Put differently, the more the law departs from the usual naturalization model, the more important the final sovereign review becomes. That helps explain why presidential approval is central in exceptional citizenship even though route-specific technical review occurs earlier at the agency level.

Practical Consequences for Applicants and Advisers

The first practical consequence is that applicants should not confuse route compliance with certainty of outcome. Even a well-structured investor file remains subject to final presidential approval after the General Directorate’s review. Advisers who treat the route as automatic once the threshold is met are not describing the official legal structure accurately.

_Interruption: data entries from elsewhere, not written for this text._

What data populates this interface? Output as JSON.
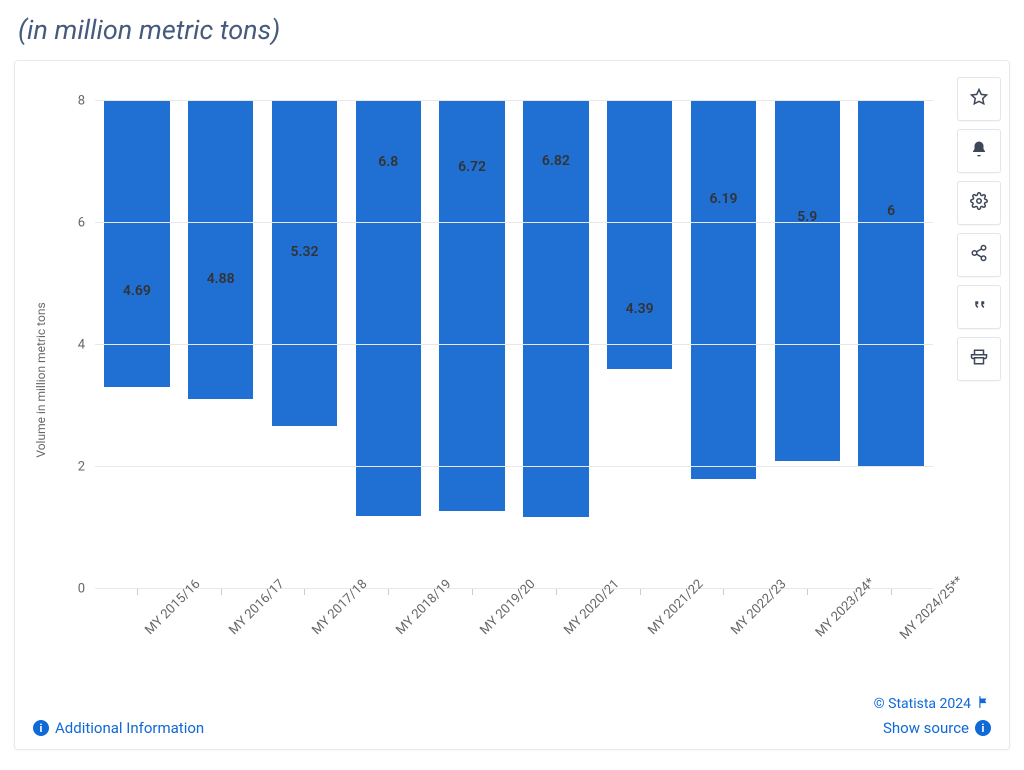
{
  "subtitle": "(in million metric tons)",
  "chart": {
    "type": "bar",
    "y_axis_title": "Volume in million metric tons",
    "ylim": [
      0,
      8
    ],
    "ytick_step": 2,
    "yticks": [
      0,
      2,
      4,
      6,
      8
    ],
    "bar_color": "#206fd3",
    "grid_color": "#e8e8e8",
    "background_color": "#ffffff",
    "value_label_color": "#333333",
    "tick_label_color": "#666666",
    "value_label_fontsize": 14,
    "tick_label_fontsize": 13,
    "axis_title_fontsize": 12,
    "bar_width_ratio": 0.78,
    "categories": [
      "MY 2015/16",
      "MY 2016/17",
      "MY 2017/18",
      "MY 2018/19",
      "MY 2019/20",
      "MY 2020/21",
      "MY 2021/22",
      "MY 2022/23",
      "MY 2023/24*",
      "MY 2024/25**"
    ],
    "values": [
      4.69,
      4.88,
      5.32,
      6.8,
      6.72,
      6.82,
      4.39,
      6.19,
      5.9,
      6
    ],
    "value_labels": [
      "4.69",
      "4.88",
      "5.32",
      "6.8",
      "6.72",
      "6.82",
      "4.39",
      "6.19",
      "5.9",
      "6"
    ]
  },
  "actions": {
    "favorite": "star-icon",
    "alert": "bell-icon",
    "settings": "gear-icon",
    "share": "share-icon",
    "cite": "quote-icon",
    "print": "print-icon"
  },
  "footer": {
    "additional_info_label": "Additional Information",
    "copyright": "© Statista 2024",
    "show_source_label": "Show source"
  },
  "colors": {
    "link": "#0f69d7",
    "subtitle": "#455a7c",
    "card_border": "#e6e9ee"
  }
}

The second practical consequence is that document quality and route discipline remain crucial even in wealthy or commercially strong files. The exceptional-acquisition form is VAT-4, and the process still requires identity records, family-link documents, civil-status records, and, for investors, the full conformity-certificate and residence-permit chain. A file that is economically compliant but administratively weak is still vulnerable before it ever reaches presidential review.

The third practical consequence is that family planning matters. Because the spouse and minor or dependent children may be included in the investor route, the final file submitted for approval often depends on the coherence of the full family package, not only the principal applicant’s investment.

Conclusion

The role of presidential approval in Turkish citizenship by exception is fundamental, not incidental. Official Turkish sources show a clear legal chain: the applicant must first fit one of the exceptional categories under Article 12; if the file is investment-based, the qualifying investment must be completed and confirmed by the relevant public authority; the investor must then obtain the Article 31/1(j) residence permit; the citizenship file must be submitted and reviewed by NVI; and only then, if there is no obstacle in terms of national security and public order, is the matter submitted for presidential approval, with the final decision made by the President.

For that reason, presidential approval is best understood as the final sovereign act that turns exceptional-citizenship eligibility into actual acquisition. It confirms that Turkish citizenship by exception is not an automatic entitlement generated by wealth, but a public-law nationality decision controlled by the Turkish state. For applicants, the central lesson is clear: meeting the financial or category-based threshold is necessary, but it is only one part of the legal journey. In Turkish exceptional citizenship, the final legal answer comes at the presidential approval stage.

This article is for general informational purposes and does not constitute legal advice.